We have heretofore stated, as clearly appears from the return on the writ and the sheriff's deed, that contemporaneously with the sheriff's distribution of the bid, Fleming, on demand of his counsel, was paid what remained from the bid, after deducting costs and the amount of the judgment, and the mortgage and vendor's lien note surrendered and cancelled as an encumbrance on the property. It is immaterial to the ultimate result whether this balance should have gone to Fleming through the sheriff or directly to him from Vogt. If his mortgage and vendor's lien *84 were in force, as a second encumbrance, he was entitled to the balance. The mode of distribution of the bid was, as it should have been, predicated upon the mortgage certificate furnished to and read by the sheriff at the time of sale. That was his guide in disposing of the amount of the bid. No opposition or intervention had been filed and served requiring him to hold the funds in his hands or distribute same in a manner other than that which was dictated by the contents of the mortgage certificate. Should the prayer of the application be granted, a judgment in consonance therewith would simply order the sheriff to demand and order Vogt to do certain acts. What would be the result if the sheriff refused to do what is asked of him? Should he comply with such a judgment, what would be the result if Vogt refused to accede to the demand? It might be argued that, should he refuse the demand, the adjudication to him would be subject to annullment. The pertinency of these questions complicates the situation and makes it obvious that defendant's rights may only be adjudicated through an ordinary action. If Fleming was erroneously paid, Vogt is interested in rectifying the error.
Laches on the part of a litigant ofttimes bars the exercise of a right by him; in other instances, it simply denies to him one form of action and relegates him to another. One may be entitled to proceed summarily to assert and enforce a right, provided he acts promptly; but the right to thus proceed may be lost if the action is delayed.
In Succession of Jamison, supra, a belated creditor sought to enforce his claim by rule after homologation of the administrator's account. The court dismissed his action and said: "He is not entitled to proceed summarily and by rule before such homologation, or to a trial in the civil district court during vacation, for the purpose of making such proof; and the fact that he asserts his claim after the account is homologated does not confer those rights upon him."
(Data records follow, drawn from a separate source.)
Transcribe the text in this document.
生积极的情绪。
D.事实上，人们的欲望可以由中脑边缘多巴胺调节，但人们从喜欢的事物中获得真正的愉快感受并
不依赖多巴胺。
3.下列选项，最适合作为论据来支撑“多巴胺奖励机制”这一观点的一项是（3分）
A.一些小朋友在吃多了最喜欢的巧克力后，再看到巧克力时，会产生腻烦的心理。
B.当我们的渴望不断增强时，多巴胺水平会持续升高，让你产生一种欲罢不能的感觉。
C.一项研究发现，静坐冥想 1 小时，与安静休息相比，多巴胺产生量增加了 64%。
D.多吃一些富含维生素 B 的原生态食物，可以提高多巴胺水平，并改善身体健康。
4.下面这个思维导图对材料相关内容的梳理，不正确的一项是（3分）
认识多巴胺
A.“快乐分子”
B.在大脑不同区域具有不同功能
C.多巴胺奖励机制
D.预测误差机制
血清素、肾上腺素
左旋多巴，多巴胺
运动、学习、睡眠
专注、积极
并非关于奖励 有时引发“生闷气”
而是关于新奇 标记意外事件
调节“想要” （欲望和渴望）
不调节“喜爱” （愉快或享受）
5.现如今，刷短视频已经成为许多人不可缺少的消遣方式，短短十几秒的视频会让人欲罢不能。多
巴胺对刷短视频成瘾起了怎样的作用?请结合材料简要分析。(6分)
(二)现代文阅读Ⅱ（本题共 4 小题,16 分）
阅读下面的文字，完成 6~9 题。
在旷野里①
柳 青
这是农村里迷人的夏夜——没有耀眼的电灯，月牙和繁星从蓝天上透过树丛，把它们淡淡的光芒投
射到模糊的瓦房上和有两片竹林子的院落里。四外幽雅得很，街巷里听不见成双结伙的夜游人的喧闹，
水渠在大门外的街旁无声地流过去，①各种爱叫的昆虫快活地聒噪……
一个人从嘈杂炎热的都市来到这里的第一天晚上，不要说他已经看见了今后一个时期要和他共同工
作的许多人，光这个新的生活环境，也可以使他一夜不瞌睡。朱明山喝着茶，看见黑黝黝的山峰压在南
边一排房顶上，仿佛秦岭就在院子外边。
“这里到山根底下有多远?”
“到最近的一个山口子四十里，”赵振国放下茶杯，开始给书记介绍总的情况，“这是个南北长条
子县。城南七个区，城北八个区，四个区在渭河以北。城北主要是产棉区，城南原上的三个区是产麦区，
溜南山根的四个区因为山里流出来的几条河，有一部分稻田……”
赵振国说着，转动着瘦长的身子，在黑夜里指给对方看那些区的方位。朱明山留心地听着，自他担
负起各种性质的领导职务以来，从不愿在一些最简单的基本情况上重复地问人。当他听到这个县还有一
This holding is referred to approvingly in Bienvenue v. Bienvenue and in Succession of Esteves, supra, wherein summary proceedings were dismissed as improper.
The judgment appealed from does not abridge to any extent any right to which plaintiff in rule may be entitled in connection with or growing out of the transactions and proceedings enumerated in his application. These may be asserted and urged by him in the future by an action governed by the rules of procedure obtaining in ordinary cases.
Being of the opinion that the lower court correctly adjudged the issue tendered by the exception, its action is affirmed, with costs.